Wash your hands, people! Er…bring your own soap…

Over the past 2 working days I have travelled 200 kms, spent 28 ringgit on tolls and god knows how much on petrol, queued and waited for a total of 7 hours in a room that doesn’t have enough chairs for half those present, all in order to obtain permission to stay another year with my husband of 42 years. 42 married years, that is. (I might wish he was 42 years old, but…)

Welcome to the Immigration Dept in Shah Alam, Selangor. The staff are lovely and very patient – not even losing their cool when shouted at, which happened today. (No, not by me.) But, folks, the system is seriously f-…um, stressed. I STILL haven’t got that precious stamp in my passport and I have to travel another 100 kms, pay another 14 ringgit and wait another few hours to complete the process.

However, what I am really blogging about is this. They have a video screen to watch while you wait. No sound, just pictures. They show odd things like the trailer for a Harry Potter movie…and a long sequence, obviously a govt health dept production, on how to wash your hands. Presumably because of the current swine flu epidemic. You know, lots of soap, lather well, get between the fingers, etc etc.

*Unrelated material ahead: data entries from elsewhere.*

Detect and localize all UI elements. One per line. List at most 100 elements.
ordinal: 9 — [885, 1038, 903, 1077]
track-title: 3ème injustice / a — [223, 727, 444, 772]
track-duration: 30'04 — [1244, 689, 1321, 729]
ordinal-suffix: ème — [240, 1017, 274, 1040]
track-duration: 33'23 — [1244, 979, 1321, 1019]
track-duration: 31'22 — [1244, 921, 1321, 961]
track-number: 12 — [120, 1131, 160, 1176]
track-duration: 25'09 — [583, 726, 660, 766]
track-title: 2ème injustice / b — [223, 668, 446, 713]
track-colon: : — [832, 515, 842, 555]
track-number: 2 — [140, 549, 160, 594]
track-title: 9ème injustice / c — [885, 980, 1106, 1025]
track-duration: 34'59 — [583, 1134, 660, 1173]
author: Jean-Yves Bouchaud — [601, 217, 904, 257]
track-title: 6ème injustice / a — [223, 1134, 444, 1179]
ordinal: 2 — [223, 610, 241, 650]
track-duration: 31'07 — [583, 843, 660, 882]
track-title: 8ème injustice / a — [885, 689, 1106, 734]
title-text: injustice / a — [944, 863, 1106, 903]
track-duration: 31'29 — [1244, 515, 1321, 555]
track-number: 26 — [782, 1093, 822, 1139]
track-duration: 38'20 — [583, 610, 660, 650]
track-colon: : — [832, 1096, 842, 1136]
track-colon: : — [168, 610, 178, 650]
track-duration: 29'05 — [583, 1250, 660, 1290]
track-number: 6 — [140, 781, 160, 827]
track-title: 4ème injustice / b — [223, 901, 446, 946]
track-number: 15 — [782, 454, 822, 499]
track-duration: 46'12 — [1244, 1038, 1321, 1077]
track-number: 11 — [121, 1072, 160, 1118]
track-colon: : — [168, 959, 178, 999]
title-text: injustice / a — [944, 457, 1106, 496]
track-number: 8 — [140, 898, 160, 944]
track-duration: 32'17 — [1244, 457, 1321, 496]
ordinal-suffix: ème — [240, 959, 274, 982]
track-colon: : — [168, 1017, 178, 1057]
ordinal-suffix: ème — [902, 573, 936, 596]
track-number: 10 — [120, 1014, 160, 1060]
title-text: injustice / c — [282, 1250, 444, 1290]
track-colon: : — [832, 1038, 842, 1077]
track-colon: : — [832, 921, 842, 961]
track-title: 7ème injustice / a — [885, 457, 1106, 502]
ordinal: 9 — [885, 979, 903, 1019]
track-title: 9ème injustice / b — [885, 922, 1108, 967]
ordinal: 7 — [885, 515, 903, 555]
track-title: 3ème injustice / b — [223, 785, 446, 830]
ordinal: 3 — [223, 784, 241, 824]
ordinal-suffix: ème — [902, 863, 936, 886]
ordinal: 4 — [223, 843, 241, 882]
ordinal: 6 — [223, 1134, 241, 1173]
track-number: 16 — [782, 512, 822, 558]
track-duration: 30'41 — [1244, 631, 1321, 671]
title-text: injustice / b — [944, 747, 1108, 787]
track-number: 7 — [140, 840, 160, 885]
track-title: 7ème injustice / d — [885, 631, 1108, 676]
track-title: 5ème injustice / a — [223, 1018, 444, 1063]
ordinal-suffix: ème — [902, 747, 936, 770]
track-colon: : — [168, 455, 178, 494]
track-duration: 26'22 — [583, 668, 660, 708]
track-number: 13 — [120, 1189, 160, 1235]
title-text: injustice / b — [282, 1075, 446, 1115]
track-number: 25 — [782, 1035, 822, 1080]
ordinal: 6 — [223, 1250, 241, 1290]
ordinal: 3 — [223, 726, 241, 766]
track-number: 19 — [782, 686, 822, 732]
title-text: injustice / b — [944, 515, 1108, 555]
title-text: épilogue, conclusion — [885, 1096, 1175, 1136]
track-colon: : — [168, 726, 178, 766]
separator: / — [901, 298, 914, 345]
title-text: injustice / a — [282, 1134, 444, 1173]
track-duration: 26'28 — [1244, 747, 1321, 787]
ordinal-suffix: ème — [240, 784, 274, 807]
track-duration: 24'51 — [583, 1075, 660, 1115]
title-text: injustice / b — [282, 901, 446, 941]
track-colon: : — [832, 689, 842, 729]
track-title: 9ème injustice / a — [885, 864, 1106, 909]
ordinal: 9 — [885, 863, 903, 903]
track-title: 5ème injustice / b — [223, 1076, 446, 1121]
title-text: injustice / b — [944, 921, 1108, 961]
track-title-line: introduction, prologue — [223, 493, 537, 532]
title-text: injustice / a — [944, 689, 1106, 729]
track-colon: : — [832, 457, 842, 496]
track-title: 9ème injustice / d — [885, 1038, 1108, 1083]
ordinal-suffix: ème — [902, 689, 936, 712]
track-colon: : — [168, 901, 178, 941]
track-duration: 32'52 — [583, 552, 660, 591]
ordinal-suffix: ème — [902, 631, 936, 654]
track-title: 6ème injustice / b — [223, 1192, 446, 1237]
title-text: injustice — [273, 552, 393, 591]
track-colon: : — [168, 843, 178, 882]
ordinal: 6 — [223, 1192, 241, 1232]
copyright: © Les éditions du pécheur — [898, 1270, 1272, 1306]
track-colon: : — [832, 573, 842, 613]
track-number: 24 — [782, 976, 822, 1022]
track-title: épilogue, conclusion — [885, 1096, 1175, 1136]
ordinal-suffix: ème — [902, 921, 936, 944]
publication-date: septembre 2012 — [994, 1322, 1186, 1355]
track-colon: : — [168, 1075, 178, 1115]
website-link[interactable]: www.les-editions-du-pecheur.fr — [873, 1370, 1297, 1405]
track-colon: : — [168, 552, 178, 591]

So after a number hours of waiting (and reading Tad William’s Shadowplay – thank the lord for a good book. I was the ONLY person among the several hundred there with a book, mind you) I go to the loo. And afterwards, head for the taps like the good girl I am.

And there is no soap in the dispenser. What’s more, by the look of it, it has been empty for a long, long time.


Wash your hands, people! Er…bring your own soap… — 7 Comments

  1. I can't believe having been married and lived in Malaysia so long, you have to apply every year. How ridiculous.

    Swine fly? is that a new disease LOL

  2. I think worse than no soap is no towel, paper or otherwise. Especially when you don't notice and you are left with dripping hands wondering what to do.

  3. In my local shopping centre there is a hand dryer that does not like me. No matter how I wriggle my hands underneath it, it will not turn on to blow my hands dry.

    Yet another woman can walk up to it, stick her hands underneath and away it goes!